President Barack Obama discussed the U.S. trade agenda with House Speaker John Boehner, R-Ohio, during a meeting between the two on Feb. 25, White House spokesman Jay Carney told reporters the same day. Carney declined to elaborate on the specifics of the discussion, adding that a detailed readout is unlikely. Democratic lawmakers, including the leadership in both chambers, continue to contest Trade Promotion Authority and some aspects of the pending Trans-Pacific Partnership (see 14021322). “We believe very strongly, as the president said just last week in Mexico, that having agreements that expand trade and, in particular, when we are talking about the Pacific region, the fastest-growing emerging economies in the world, opening those markets to American goods is good for the economy, and doing so in a way that protects American workers and protects the environment is good for the United States and the world," said Carney. "So that’s why we’re continuing to negotiate agreements, and we will work with Congress to try to bring those agreements into effect.” Boehner previously criticized Obama for not working hard enough to generate support among his party and base (see 14020703).

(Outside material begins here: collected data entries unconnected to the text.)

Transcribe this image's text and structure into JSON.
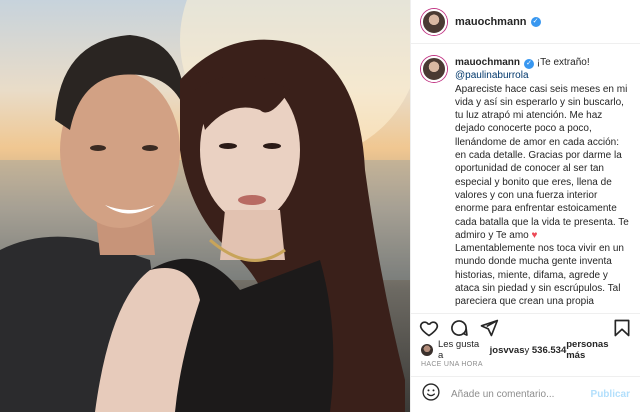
{
  "post": {
    "username": "mauochmann",
    "verified_mark": "✓",
    "caption": {
      "username": "mauochmann",
      "intro": " ¡Te extraño! ",
      "mention": "@paulinaburrola",
      "text": "Apareciste hace casi seis meses en mi vida y así sin esperarlo y sin buscarlo, tu luz atrapó mi atención. Me haz dejado conocerte poco a poco, llenándome de amor en cada acción: en cada detalle. Gracias por darme la oportunidad de conocer al ser tan especial y bonito que eres, llena de valores y con una fuerza interior enorme para enfrentar estoicamente cada batalla que la vida te presenta. Te admiro y Te amo ",
      "heart": "♥",
      "text2": "Lamentablemente nos toca vivir en un mundo donde mucha gente inventa historias, miente, difama, agrede y ataca sin piedad y sin escrúpulos. Tal pareciera que crean una propia"
    },
    "likes": {
      "prefix": "Les gusta a ",
      "user": "josvvas",
      "middle": " y ",
      "count": "536.534",
      "suffix": " personas más"
    },
    "timestamp": "HACE UNA HORA",
    "comment": {
      "placeholder": "Añade un comentario...",
      "publish_label": "Publicar"
    }
  },
  "icons": [
    "heart-icon",
    "comment-icon",
    "share-icon",
    "bookmark-icon",
    "emoji-icon",
    "more-icon"
  ],
  "colors": {
    "verified": "#3897f0",
    "mention": "#00376b",
    "heart": "#ed4956",
    "publish": "#b2dffc"
  }
}
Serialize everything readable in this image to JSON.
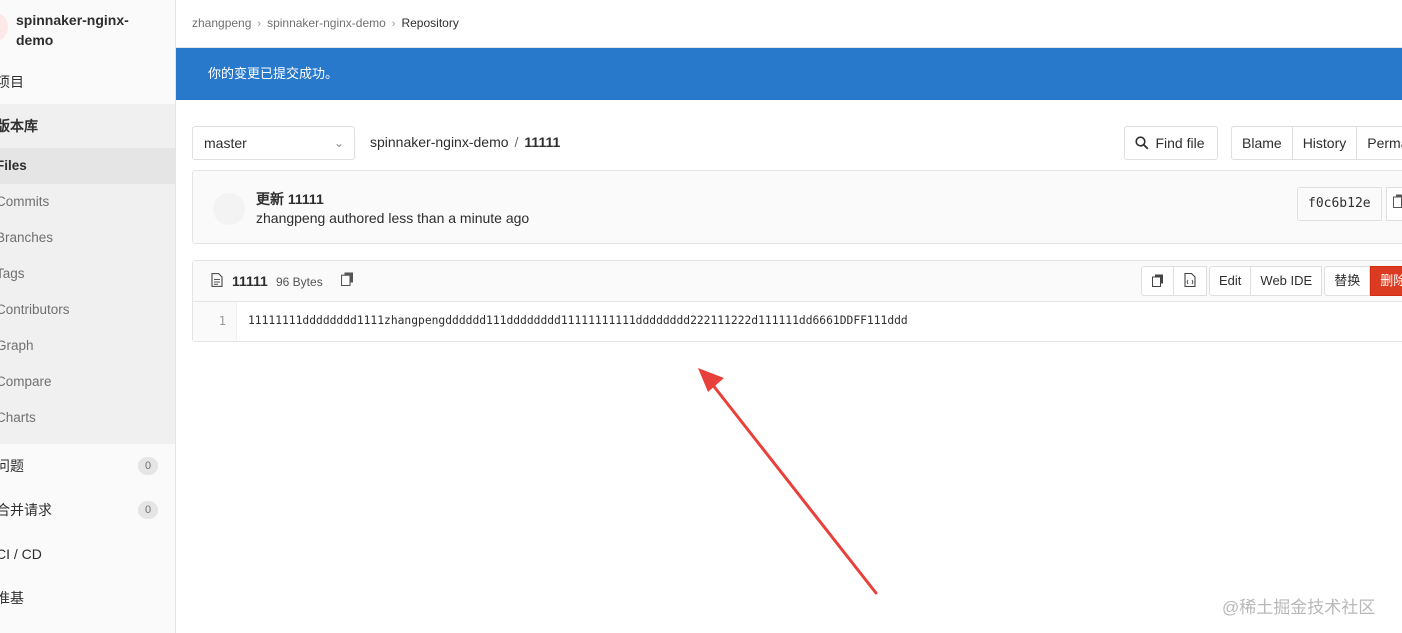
{
  "sidebar": {
    "project_name": "spinnaker-nginx-demo",
    "items": [
      {
        "label": "项目"
      },
      {
        "label": "版本库"
      },
      {
        "label": "Files"
      },
      {
        "label": "Commits"
      },
      {
        "label": "Branches"
      },
      {
        "label": "Tags"
      },
      {
        "label": "Contributors"
      },
      {
        "label": "Graph"
      },
      {
        "label": "Compare"
      },
      {
        "label": "Charts"
      },
      {
        "label": "问题",
        "count": "0"
      },
      {
        "label": "合并请求",
        "count": "0"
      },
      {
        "label": "CI / CD"
      },
      {
        "label": "准基"
      }
    ]
  },
  "breadcrumb": {
    "items": [
      "zhangpeng",
      "spinnaker-nginx-demo",
      "Repository"
    ],
    "separator": "›"
  },
  "flash": {
    "message": "你的变更已提交成功。",
    "color": "#2879cc"
  },
  "tree": {
    "branch": "master",
    "path_project": "spinnaker-nginx-demo",
    "path_sep": "/",
    "path_file": "11111",
    "find_file": "Find file",
    "buttons": [
      "Blame",
      "History",
      "Perma"
    ]
  },
  "commit": {
    "title": "更新 11111",
    "meta": "zhangpeng authored less than a minute ago",
    "sha": "f0c6b12e"
  },
  "file": {
    "name": "11111",
    "size": "96 Bytes",
    "actions": {
      "edit": "Edit",
      "web_ide": "Web IDE",
      "replace": "替换",
      "delete": "删除"
    },
    "line_number": "1",
    "content": "11111111dddddddd1111zhangpengdddddd111dddddddd11111111111dddddddd222111222d111111dd6661DDFF111ddd"
  },
  "annotation": {
    "arrow_color": "#e8403a"
  },
  "watermark": "@稀土掘金技术社区"
}
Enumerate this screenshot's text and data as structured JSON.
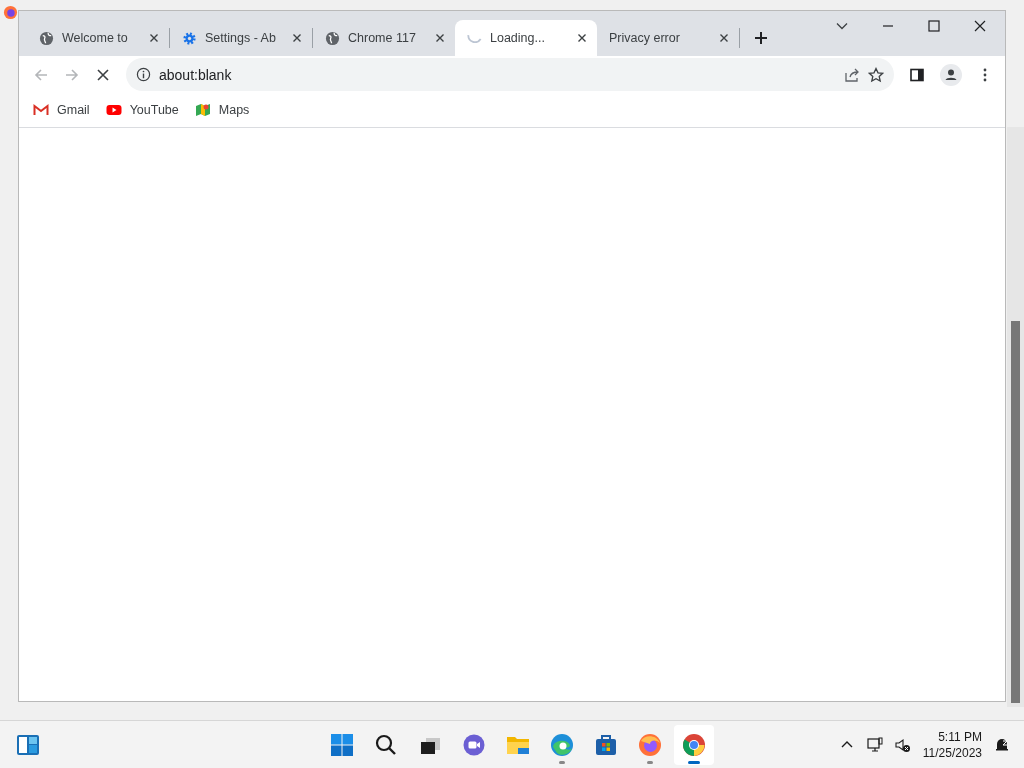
{
  "tabs": [
    {
      "title": "Welcome to",
      "kind": "globe",
      "selected": false
    },
    {
      "title": "Settings - Ab",
      "kind": "gear",
      "selected": false
    },
    {
      "title": "Chrome 117",
      "kind": "globe",
      "selected": false
    },
    {
      "title": "Loading...",
      "kind": "spinner",
      "selected": true
    },
    {
      "title": "Privacy error",
      "kind": "none",
      "selected": false
    }
  ],
  "address": {
    "value": "about:blank"
  },
  "bookmarks": [
    {
      "label": "Gmail",
      "kind": "gmail"
    },
    {
      "label": "YouTube",
      "kind": "youtube"
    },
    {
      "label": "Maps",
      "kind": "maps"
    }
  ],
  "taskbar": {
    "apps": [
      {
        "kind": "start",
        "running": false,
        "active": false
      },
      {
        "kind": "search",
        "running": false,
        "active": false
      },
      {
        "kind": "taskview",
        "running": false,
        "active": false
      },
      {
        "kind": "chat",
        "running": false,
        "active": false
      },
      {
        "kind": "folder",
        "running": false,
        "active": false
      },
      {
        "kind": "edge",
        "running": true,
        "active": false
      },
      {
        "kind": "store",
        "running": false,
        "active": false
      },
      {
        "kind": "firefox",
        "running": true,
        "active": false
      },
      {
        "kind": "chrome",
        "running": true,
        "active": true
      }
    ],
    "time": "5:11 PM",
    "date": "11/25/2023"
  }
}
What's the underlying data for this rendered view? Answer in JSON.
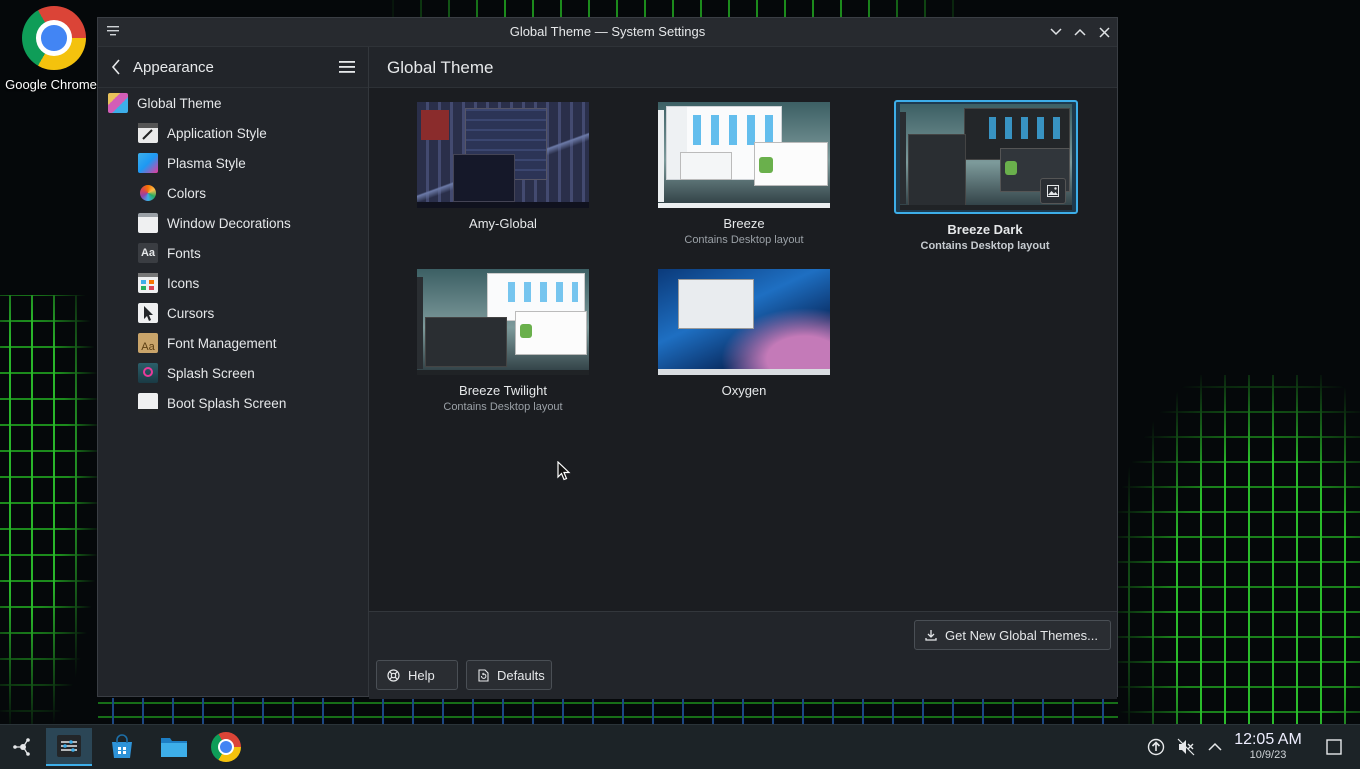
{
  "desktop": {
    "icon_label": "Google Chrome"
  },
  "window": {
    "title": "Global Theme — System Settings"
  },
  "sidebar": {
    "title": "Appearance",
    "items": [
      {
        "label": "Global Theme",
        "icon": "global-theme-icon",
        "color": "#d35db7"
      },
      {
        "label": "Application Style",
        "icon": "application-style-icon",
        "color": "#eaeaea"
      },
      {
        "label": "Plasma Style",
        "icon": "plasma-style-icon",
        "color": "#3daee9"
      },
      {
        "label": "Colors",
        "icon": "colors-icon",
        "color": "#f67400"
      },
      {
        "label": "Window Decorations",
        "icon": "window-decorations-icon",
        "color": "#eff0f1"
      },
      {
        "label": "Fonts",
        "icon": "fonts-icon",
        "color": "#4d4d4d"
      },
      {
        "label": "Icons",
        "icon": "icons-icon",
        "color": "#eff0f1"
      },
      {
        "label": "Cursors",
        "icon": "cursors-icon",
        "color": "#eff0f1"
      },
      {
        "label": "Font Management",
        "icon": "font-management-icon",
        "color": "#c9a46a"
      },
      {
        "label": "Splash Screen",
        "icon": "splash-screen-icon",
        "color": "#3d7a74"
      },
      {
        "label": "Boot Splash Screen",
        "icon": "boot-splash-screen-icon",
        "color": "#eff0f1"
      }
    ]
  },
  "main": {
    "title": "Global Theme",
    "themes": [
      {
        "name": "Amy-Global",
        "sub": ""
      },
      {
        "name": "Breeze",
        "sub": "Contains Desktop layout"
      },
      {
        "name": "Breeze Dark",
        "sub": "Contains Desktop layout",
        "selected": true
      },
      {
        "name": "Breeze Twilight",
        "sub": "Contains Desktop layout"
      },
      {
        "name": "Oxygen",
        "sub": ""
      }
    ]
  },
  "footer": {
    "get_new": "Get New Global Themes...",
    "help": "Help",
    "defaults": "Defaults"
  },
  "clock": {
    "time": "12:05 AM",
    "date": "10/9/23"
  },
  "colors": {
    "accent": "#3daee9",
    "window_bg": "#1f2226"
  }
}
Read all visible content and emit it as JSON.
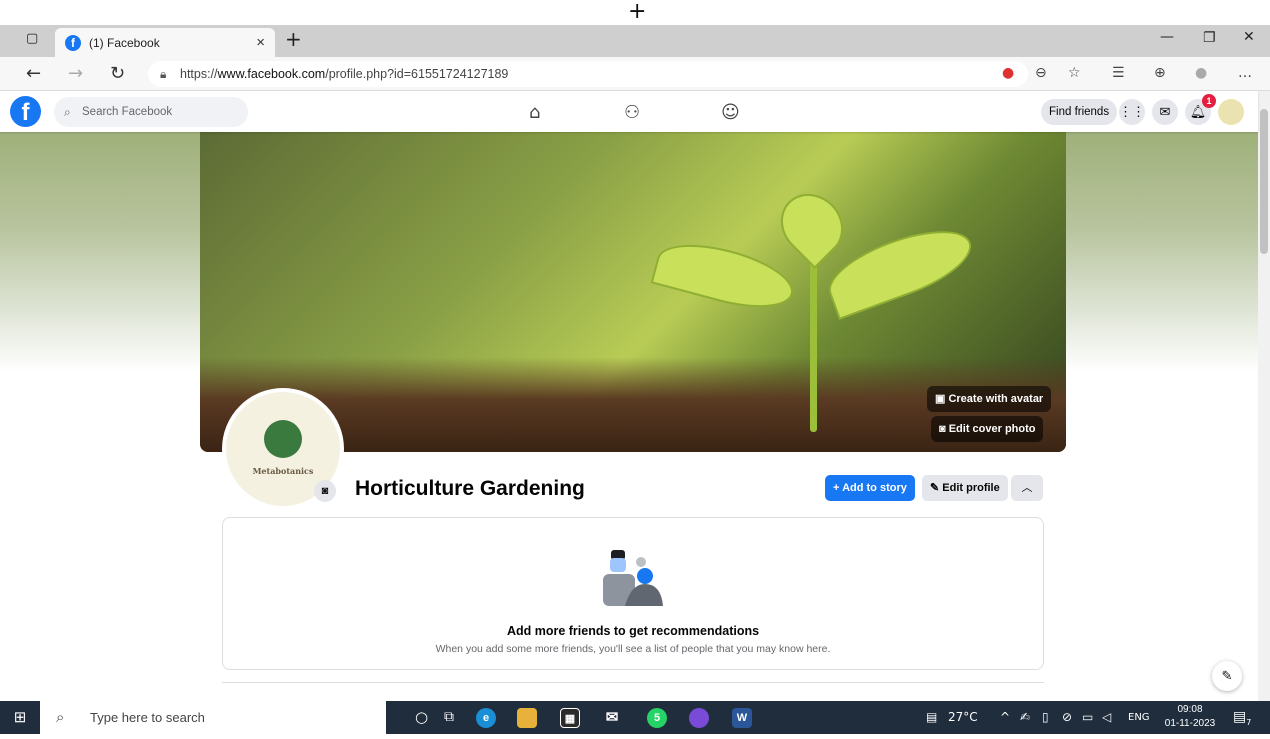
{
  "browser": {
    "tab_title": "(1) Facebook",
    "tab_close": "×",
    "new_tab": "+",
    "url_prefix": "https://",
    "url_domain": "www.facebook.com",
    "url_path": "/profile.php?id=61551724127189"
  },
  "facebook": {
    "logo": "f",
    "search_placeholder": "Search Facebook",
    "find_friends": "Find friends",
    "notification_count": "1"
  },
  "profile": {
    "brand_text": "Metabotanics",
    "name": "Horticulture Gardening",
    "create_with_avatar": "Create with avatar",
    "edit_cover_photo": "Edit cover photo",
    "add_to_story": "+ Add to story",
    "edit_profile": "Edit profile"
  },
  "recommendations": {
    "heading": "Add more friends to get recommendations",
    "subtext": "When you add some more friends, you'll see a list of people that you may know here."
  },
  "taskbar": {
    "search_placeholder": "Type here to search",
    "temperature": "27°C",
    "language": "ENG",
    "time": "09:08",
    "date": "01-11-2023",
    "whatsapp_badge": "5",
    "notifications_badge": "7"
  }
}
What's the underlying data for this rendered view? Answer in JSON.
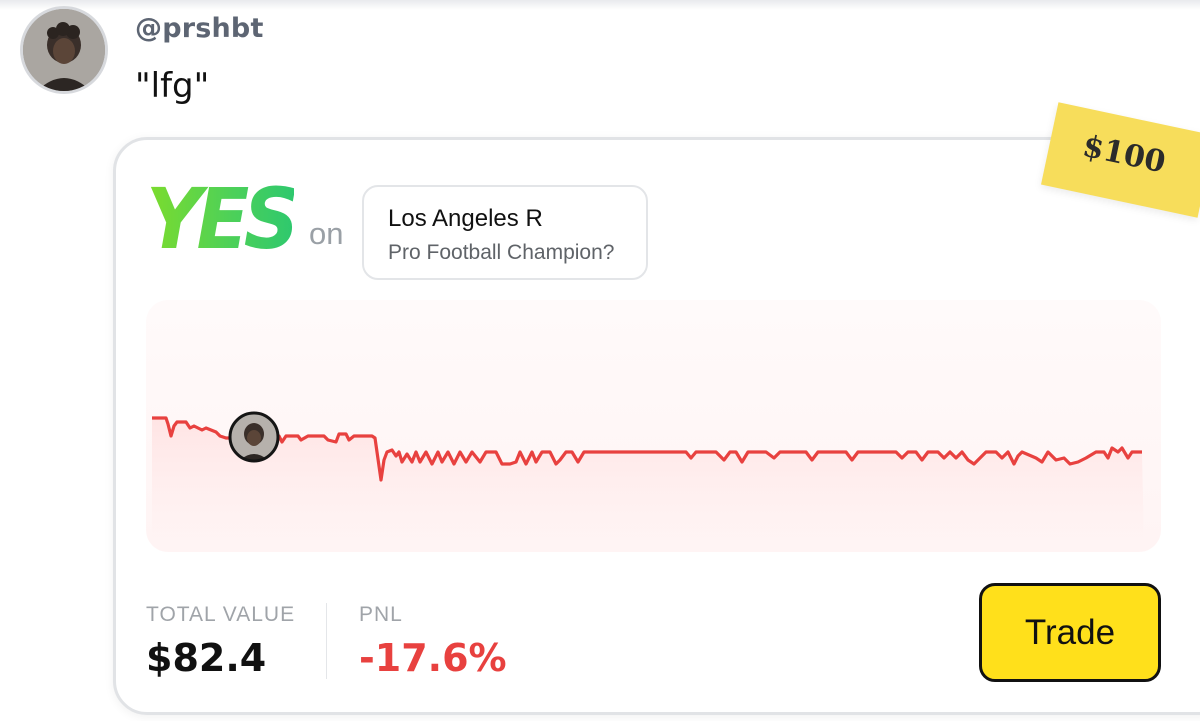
{
  "post": {
    "handle": "@prshbt",
    "message": "\"lfg\""
  },
  "card": {
    "side": "YES",
    "connector": "on",
    "market": {
      "title": "Los Angeles R",
      "subtitle": "Pro Football Champion?"
    },
    "tag": "$100",
    "stats": {
      "total_value_label": "TOTAL VALUE",
      "total_value": "$82.4",
      "pnl_label": "PNL",
      "pnl": "-17.6%"
    },
    "trade_label": "Trade"
  },
  "colors": {
    "yes_green": "#4fd157",
    "line_red": "#e8413f",
    "pnl_red": "#e8413f",
    "trade_yellow": "#ffe01b",
    "tag_yellow": "#f7dd5b"
  },
  "icons": {
    "avatar": "user-avatar",
    "chart_marker": "user-avatar-marker"
  }
}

Implementation legislation for a final Trans-Pacific Partnership (TPP) pact that contains strong intellectual property rights protections and opens global markets for U.S. agricultural products will pass the U.S. Congress despite some Democratic opposition, said President Barack Obama, speaking at a North American Leaders Summit press conference, alongside Mexican President Enrique Peña Nieto and Canadian Prime Minister Stephen Harper. Obama declined to mention significant Democratic opposition to this year’s version of Trade Promotion Authority, widely regarded as key to implementing free-trade agreement legislation. “There are elements of my party that oppose this trade deal, there are elements of my party that oppose the South Korea free trade agreement, the Colombia free trade agreement and the Panama free trade agreement -- all of which we passed with Democratic votes.” Peña Nieto and Harper both express support for concluding TPP negotiations.